I really don't think we should welcome anyone that chooses to break our laws,
overstay their visa, and then cry afoul when they don't get all of the same
benefits enjoyed as a citizen.

"What is most maddening about this situation is also what is most hopeful:
Granting legal status to undocumented immigrants would unleash massive
potential, add an estimated 150,000 new jobs annually, and add $1 trillion to
America’s GDP"

What they fail to mention here is that many immigrants can't read or write
English, let alone speak it. How will they possibly get jobs that will add
anything to our GDP? Many will immediately go on welfare and start to pull
money from the system that will never be replaced.

"When we start dividing ­people into the ones we ac­cept and the ones we
reject—the ones we embrace and the ones we demonize—we jeopardize the social
compact at the very heart of the American experiment."

You mean like accepting or rejecting Donald Trump supporters? All developed
countries have citizenship laws. This really is nothing new. It's not
'Xenophobic' to want our citizens to follow the current laws that are already
in place.

"Immigrants have not only made our society wealthier and more productive but
also more decent. "

If you mean when the US was founded, yes. But I don't see any proof to back
this statement up to the current situation. Immigrants are not better or worse
than the current citizens and do nothing to increase 'ethics'.
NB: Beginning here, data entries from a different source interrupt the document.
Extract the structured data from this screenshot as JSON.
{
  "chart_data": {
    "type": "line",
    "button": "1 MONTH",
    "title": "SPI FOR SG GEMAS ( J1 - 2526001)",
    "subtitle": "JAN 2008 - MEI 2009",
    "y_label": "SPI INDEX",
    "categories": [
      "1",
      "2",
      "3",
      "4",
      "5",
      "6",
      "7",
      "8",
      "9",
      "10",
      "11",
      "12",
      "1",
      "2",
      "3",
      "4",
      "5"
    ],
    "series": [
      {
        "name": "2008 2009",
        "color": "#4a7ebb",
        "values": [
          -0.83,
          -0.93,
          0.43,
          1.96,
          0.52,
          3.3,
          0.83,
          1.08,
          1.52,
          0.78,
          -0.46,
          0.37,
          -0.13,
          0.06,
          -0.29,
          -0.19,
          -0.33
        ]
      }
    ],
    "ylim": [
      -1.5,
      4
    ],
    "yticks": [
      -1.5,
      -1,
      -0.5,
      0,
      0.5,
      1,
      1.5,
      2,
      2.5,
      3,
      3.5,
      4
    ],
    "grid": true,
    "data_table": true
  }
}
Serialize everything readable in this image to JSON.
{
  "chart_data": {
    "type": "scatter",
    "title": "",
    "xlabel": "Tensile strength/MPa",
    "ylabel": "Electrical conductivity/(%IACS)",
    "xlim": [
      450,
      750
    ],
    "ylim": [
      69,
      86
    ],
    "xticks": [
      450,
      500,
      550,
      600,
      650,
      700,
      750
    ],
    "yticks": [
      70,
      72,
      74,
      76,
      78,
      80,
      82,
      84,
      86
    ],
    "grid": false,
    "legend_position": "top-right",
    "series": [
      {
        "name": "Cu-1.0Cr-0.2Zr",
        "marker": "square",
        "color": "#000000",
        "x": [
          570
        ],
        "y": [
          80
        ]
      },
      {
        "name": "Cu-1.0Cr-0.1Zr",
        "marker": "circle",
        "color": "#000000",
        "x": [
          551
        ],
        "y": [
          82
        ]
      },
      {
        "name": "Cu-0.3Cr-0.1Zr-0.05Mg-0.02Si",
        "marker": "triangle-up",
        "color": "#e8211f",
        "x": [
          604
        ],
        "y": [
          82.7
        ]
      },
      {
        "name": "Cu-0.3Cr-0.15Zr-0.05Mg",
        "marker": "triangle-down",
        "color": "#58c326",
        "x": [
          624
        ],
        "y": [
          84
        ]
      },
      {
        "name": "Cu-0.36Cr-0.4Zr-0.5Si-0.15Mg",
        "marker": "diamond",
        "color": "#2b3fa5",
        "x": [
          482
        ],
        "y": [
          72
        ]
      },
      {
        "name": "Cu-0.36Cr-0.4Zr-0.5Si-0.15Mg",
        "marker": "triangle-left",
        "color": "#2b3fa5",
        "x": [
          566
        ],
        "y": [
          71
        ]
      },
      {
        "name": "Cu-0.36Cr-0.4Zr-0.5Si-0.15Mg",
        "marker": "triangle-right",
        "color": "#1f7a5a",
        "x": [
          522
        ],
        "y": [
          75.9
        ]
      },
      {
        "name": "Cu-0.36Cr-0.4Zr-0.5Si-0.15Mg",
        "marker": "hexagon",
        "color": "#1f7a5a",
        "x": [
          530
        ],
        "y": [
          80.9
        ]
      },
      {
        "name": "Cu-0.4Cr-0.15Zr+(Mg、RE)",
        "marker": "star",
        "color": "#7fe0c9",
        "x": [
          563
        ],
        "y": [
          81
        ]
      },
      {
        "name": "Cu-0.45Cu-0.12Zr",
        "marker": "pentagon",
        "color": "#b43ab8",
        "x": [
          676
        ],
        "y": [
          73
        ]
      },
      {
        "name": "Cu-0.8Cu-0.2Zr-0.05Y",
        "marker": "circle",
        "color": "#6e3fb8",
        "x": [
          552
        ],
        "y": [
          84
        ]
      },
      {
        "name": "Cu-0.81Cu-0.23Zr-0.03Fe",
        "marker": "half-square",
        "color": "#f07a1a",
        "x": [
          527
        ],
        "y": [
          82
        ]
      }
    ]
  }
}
"How a society treats immigrants is a great test of its decency, and we are
failing. Immigrants, with their hopes and energies, should be seen not as
threats but as blessings."

The US treats immigrants better than almost any other country in the world.
It's pretty disingenuous to cast such a broad brush over the citizens in the
US when you aren't getting your way. A better term would be childish.